Alla “Bonomelli” di Trento il via simbolico all'Anno della misericordia. Funziona il nuovo coordinamento per dare un letto nelle strutture di accoglienza
Da San Lorenzo, il ponte sulla città già addormentata, arrivano ogni sera alla spicciolata. Sulle spalle, lo zainetto di chi ha perso il calore di una famiglia. Sul viso, la consolazione di trovare un letto e una stanza riscaldata: alla “Bonomelli” non si resta fuori dalla porta.
“L'accoglienza dev'essere soprattutto relazione, apertura verso l'altro che cambia il nostro cuore” ha detto Christian Gatti, direttore della Fondazione Comunità Solidale (anche a nome gli operatori, del presidente Antonio Pacher e del direttore della Caritas Roberto Calzà), che ha potuto sottolineare una novità maturata quest'anno nella rete di realtà che fra Trento e Rovereto danno un riparo per la notte a circa 200 persone.
OLTRE GLI ORTICELLI
“Abbiamo portato avanti in modo silenzioso un lavoro comune che finalmente ha superato i nostri orticelli d'impegno – ha detto Gatti – per un servizio più dignitoso a chi si trova in difficoltà per la notte”. Il nuovo sistema prevede che già nel pomeriggio presso l'unico sportello accoglienza della Caritas di via Endrici vengano di giorno in giorno assegnati i posti letto (fra quanti ne fanno richiesta) per tutte le strutture collegate: “Bonomelli”, Casa Papa Francesco, casa del “Punto d'Incontro”, Punto d'Approdo, Villa Sant'Ignazio, Casa della Giovane, Casa Maurizio.
“Questa nuova modalità, ancora da perfezionare, è apprezzata anche dagli ospiti che non si trovano più a dover fare la fila la freddo”, conferma Mauro Pizzini, responsabile della nuova “Bonomelli”. “In queste sale al primo piano cerchiamo di favorire il dialogo con i nostri operatori, per avviare qualche percorso personalizzato: qui ci sono 59 ospiti con 59 storie diverse”.
DALL'800 A OGGI
Qualche relazione positiva, in grado di strappare alla strada o dalle dipendenze, ha dato frutti confortanti come la testimonianza offerta durante il breve incontro di domenica scorsa (vedi riquadro). E pensare che il centro d'accoglienza della struttura intitolata al vescovo di Cremona Geremia Bonomelli che alla fine dell'Ottocento ebbe l'intuizione di dare rifugio agli emigrati che tornavano in Italia.

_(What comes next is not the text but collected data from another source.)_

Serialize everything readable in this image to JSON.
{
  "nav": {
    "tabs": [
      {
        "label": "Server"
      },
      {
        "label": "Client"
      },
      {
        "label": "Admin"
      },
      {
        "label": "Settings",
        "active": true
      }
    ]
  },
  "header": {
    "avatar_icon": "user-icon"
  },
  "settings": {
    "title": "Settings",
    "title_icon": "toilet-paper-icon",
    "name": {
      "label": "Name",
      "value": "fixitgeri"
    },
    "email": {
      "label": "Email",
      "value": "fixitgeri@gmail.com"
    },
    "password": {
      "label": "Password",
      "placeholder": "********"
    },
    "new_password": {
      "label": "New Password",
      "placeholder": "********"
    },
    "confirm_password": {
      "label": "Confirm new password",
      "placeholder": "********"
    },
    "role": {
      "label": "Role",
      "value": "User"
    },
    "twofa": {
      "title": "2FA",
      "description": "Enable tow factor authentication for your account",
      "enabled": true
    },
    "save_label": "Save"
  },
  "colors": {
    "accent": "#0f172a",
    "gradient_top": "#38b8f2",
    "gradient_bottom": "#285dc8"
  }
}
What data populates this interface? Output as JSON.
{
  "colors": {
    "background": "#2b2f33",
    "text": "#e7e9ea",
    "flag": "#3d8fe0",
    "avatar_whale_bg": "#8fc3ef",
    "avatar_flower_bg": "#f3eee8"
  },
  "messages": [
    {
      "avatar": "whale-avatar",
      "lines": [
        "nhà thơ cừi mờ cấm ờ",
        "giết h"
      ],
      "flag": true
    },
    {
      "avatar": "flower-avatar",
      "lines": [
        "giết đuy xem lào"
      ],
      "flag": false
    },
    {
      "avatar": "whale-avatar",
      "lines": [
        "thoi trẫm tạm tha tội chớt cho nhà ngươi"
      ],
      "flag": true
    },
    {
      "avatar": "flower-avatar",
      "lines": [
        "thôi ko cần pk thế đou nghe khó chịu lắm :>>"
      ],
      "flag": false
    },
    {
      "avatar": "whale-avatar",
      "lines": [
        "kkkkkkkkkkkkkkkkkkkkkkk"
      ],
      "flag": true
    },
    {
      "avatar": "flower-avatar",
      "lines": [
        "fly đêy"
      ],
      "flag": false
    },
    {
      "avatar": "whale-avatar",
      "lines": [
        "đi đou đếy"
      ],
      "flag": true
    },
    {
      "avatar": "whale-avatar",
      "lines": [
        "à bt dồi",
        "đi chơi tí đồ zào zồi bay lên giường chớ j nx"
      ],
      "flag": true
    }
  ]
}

Anche se a Trento un asilo notturno “delle ciode” per immigrate italiane era funzionante già prima del 15-18, la cosiddetta Opera Bonomelli svolse nel dopoguerra un ruolo decisivo per l'accoglienza degli emigrati di ritorno, non solo in città. Sciolta nel 1928, passò poi al Comune di Trento, nel 1951 alla POA, all'ECA fino al 1978 e poi alla Charitas tridentina. Nel libro rievocativo sulla Bonomelli (“Fatti non parole”) lo storico della cooperazione Luciano Imperadori anticipava nel 1997 l'appello su Vita Trentina dell'allora responsabile don Valerio Piffer ad “aprire gli occhi per riconoscere il cammino di crescita di persone deboli e indifese, che riescono comunque a percorrere segmenti importanti di autonomia e dignità”. Un'attenzione proseguita avanti dalla Caritas e dalla Fondazione Comunità Solicale, ma richiesta a tutta la comunità diocesana, ben oltre l'Anno della misericordia.